Sometimes a visit to the hospital is about more than treating an injury or illness. It’s also about making the patient feel safe, comfortable and secure. When Jennifer Fisher brought her son, Sladen, to Children’s of Alabama for an injury he suffered at school, she knew the emergency room visit would be stressful on him. Sladen has attention deficit hyperactivity disorder (ADHD) and sensory processing disorder (SPD).
Jennifer had arrived at Sladen’s school to pick him up when he walked in front of another child on the swing set. “He got hit and then stumbled backwards and got hit again, so the front and back of his ear lobe got cut very bad,” she said. “There was so much blood that at first we didn’t even know where it was coming from.”
It was obvious Sladen needed stitches and Jennifer soon realized she would have to manage this family emergency alone, as husband, Brent, was out of town. “It was late in the day, so Sladen was already in withdrawal, and anything sticky on him sends him into overload, and he was covered in blood,” she said. “So having to add the hospital visit to all of that was a big deal for us.”
When mother and son arrived at Children’s, Jennifer explained the situation to the front desk. To her surprise, the Emergency Department staff was more than prepared to help with its Sensory Pathway initiative, which helps reduce stress in children with sensory sensitivities. A Child Life Specialist greeted Sladen and supported him through the visit.
“She was a godsend,” Jennifer said. “For Sladen, a new environment is overwhelming. But out comes Child Life Specialist Shelby Smith, who immediately knew how to talk with Sladen to calm him down. She brought him a toy to play with and he warmed up to her within a few minutes and was so comfortable. It supported me, but it was such a calming effect on Sladen.”
Shelby stayed with Sladen throughout the entire visit, explaining to him every detail of his treatment and care. “She was able to spin everything in a way that kept him calm and wasn’t scary for him,” Jennifer said. “It was incredible. She also had an iPad to engage him the entire time and so he literally didn’t move through the whole process.”

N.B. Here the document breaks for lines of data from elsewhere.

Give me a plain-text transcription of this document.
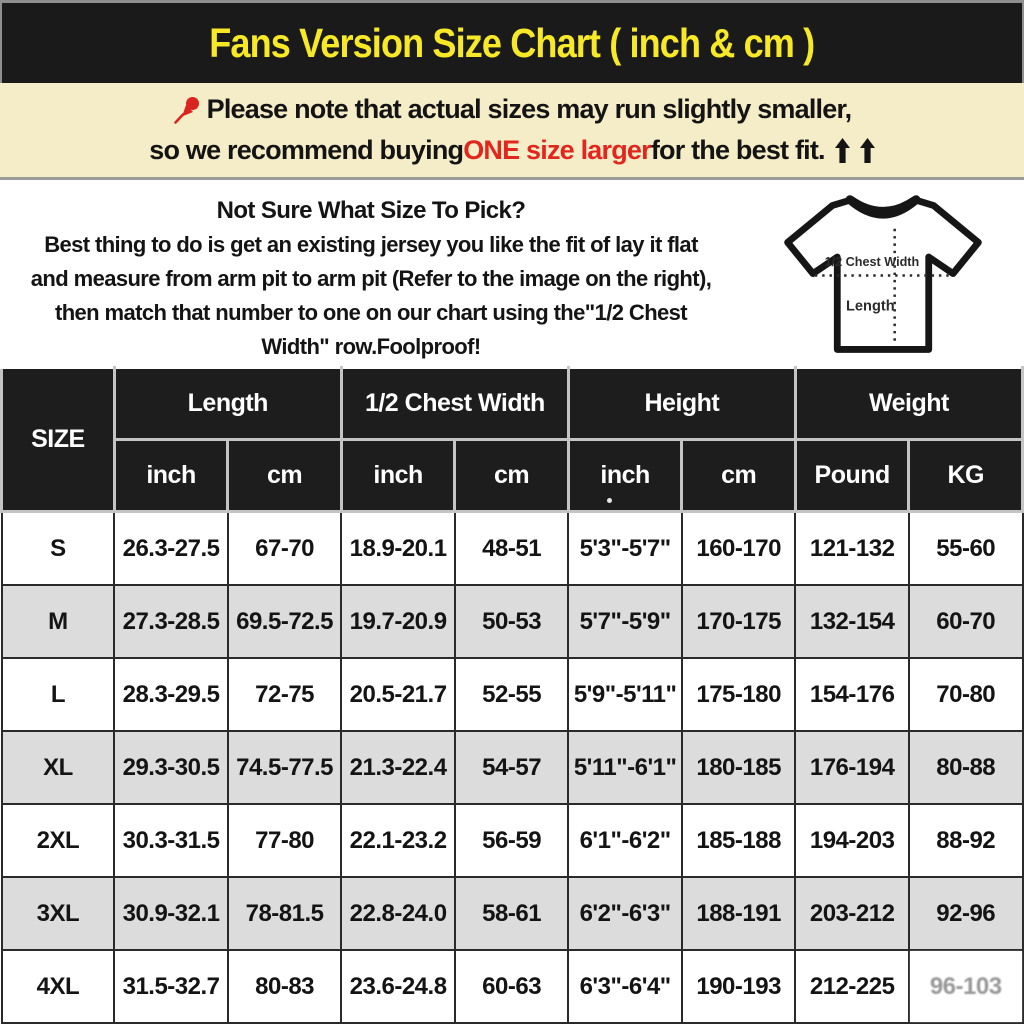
Fans Version Size Chart ( inch & cm )
Please note that actual sizes may run slightly smaller,
so we recommend buying ONE size larger for the best fit.
Not Sure What Size To Pick?
Best thing to do is get an existing jersey you like the fit of lay it flat
and measure from arm pit to arm pit (Refer to the image on the right),
then match that number to one on our chart using the"1/2 Chest
Width" row.Foolproof!
1/2 Chest Width
Length
SIZE	Length		1/2 Chest Width		Height		Weight	
	inch	cm	inch	cm	inch	cm	Pound	KG
S	26.3-27.5	67-70	18.9-20.1	48-51	5'3"-5'7"	160-170	121-132	55-60
M	27.3-28.5	69.5-72.5	19.7-20.9	50-53	5'7"-5'9"	170-175	132-154	60-70
L	28.3-29.5	72-75	20.5-21.7	52-55	5'9"-5'11"	175-180	154-176	70-80
XL	29.3-30.5	74.5-77.5	21.3-22.4	54-57	5'11"-6'1"	180-185	176-194	80-88
2XL	30.3-31.5	77-80	22.1-23.2	56-59	6'1"-6'2"	185-188	194-203	88-92
3XL	30.9-32.1	78-81.5	22.8-24.0	58-61	6'2"-6'3"	188-191	203-212	92-96
4XL	31.5-32.7	80-83	23.6-24.8	60-63	6'3"-6'4"	190-193	212-225	96-103
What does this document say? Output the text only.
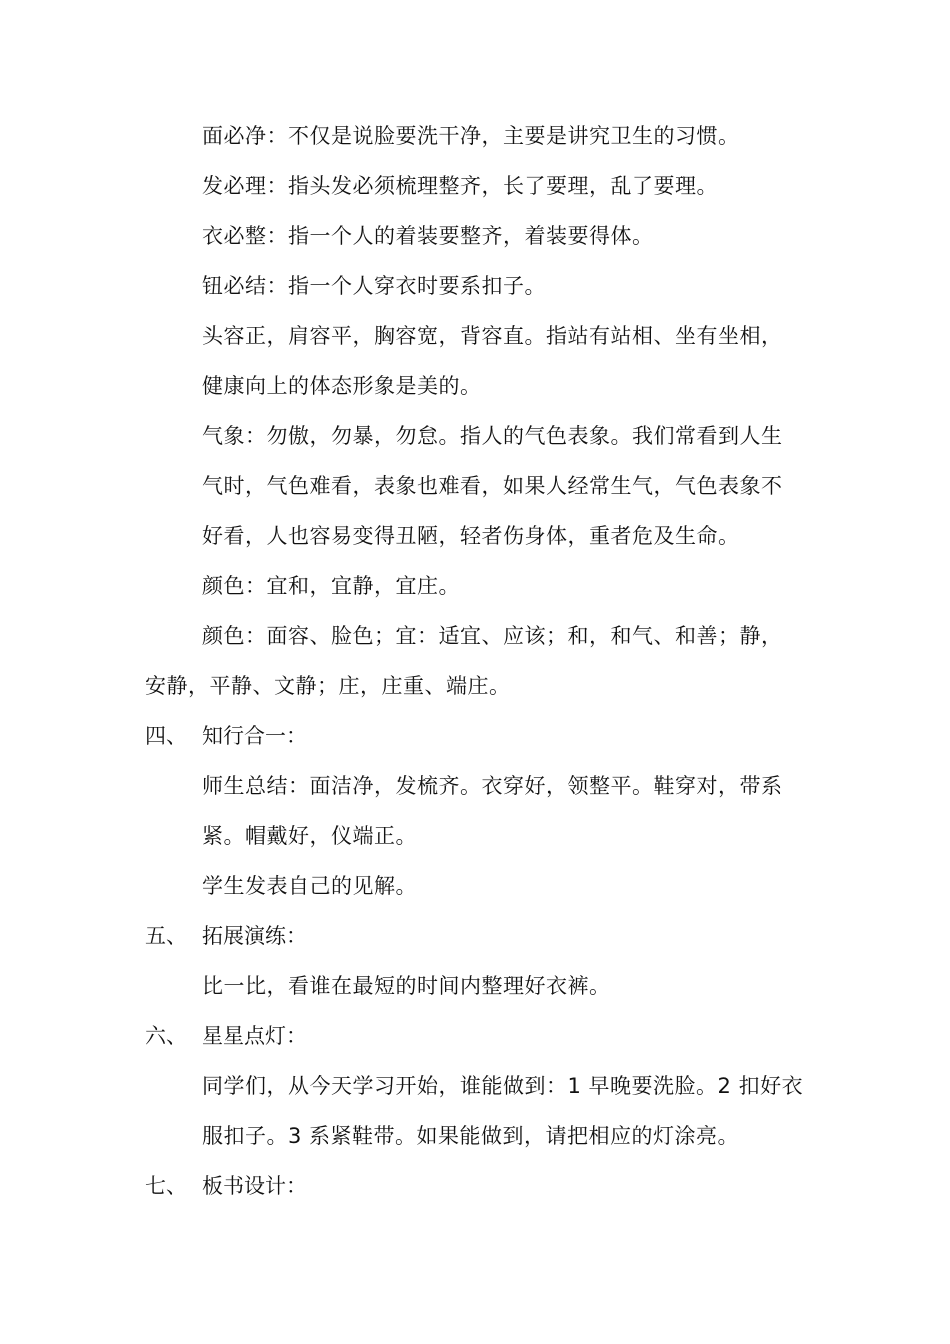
面必净：不仅是说脸要洗干净，主要是讲究卫生的习惯。
发必理：指头发必须梳理整齐，长了要理，乱了要理。
衣必整：指一个人的着装要整齐，着装要得体。
钮必结：指一个人穿衣时要系扣子。
头容正，肩容平，胸容宽，背容直。指站有站相、坐有坐相，
健康向上的体态形象是美的。
气象：勿傲，勿暴，勿怠。指人的气色表象。我们常看到人生
气时，气色难看，表象也难看，如果人经常生气，气色表象不
好看，人也容易变得丑陋，轻者伤身体，重者危及生命。
颜色：宜和，宜静，宜庄。
颜色：面容、脸色；宜：适宜、应该；和，和气、和善；静，
安静，平静、文静；庄，庄重、端庄。
四、 知行合一：
师生总结：面洁净，发梳齐。衣穿好，领整平。鞋穿对，带系
紧。帽戴好，仪端正。
学生发表自己的见解。
五、 拓展演练：
比一比，看谁在最短的时间内整理好衣裤。
六、 星星点灯：
同学们，从今天学习开始，谁能做到：1 早晚要洗脸。2 扣好衣
服扣子。3 系紧鞋带。如果能做到，请把相应的灯涂亮。
七、 板书设计：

While that is just part of the job for Shelby and the other Child Life Specialists at Children’s, it made a profound impact on Sladen. A few weeks later at school, Sladen had to do a report on a hero. “I explained to him what a hero is and that it could be a super hero or a doctor or fire fighter or whoever,” Jennifer said. “He said he wanted to do it on the lady who gave him the toy at Children’s. In his mind, she was a hero—someone who went above and beyond to help him. And she really was our hero. She made what could have been an incredibly difficult situation so amazing.”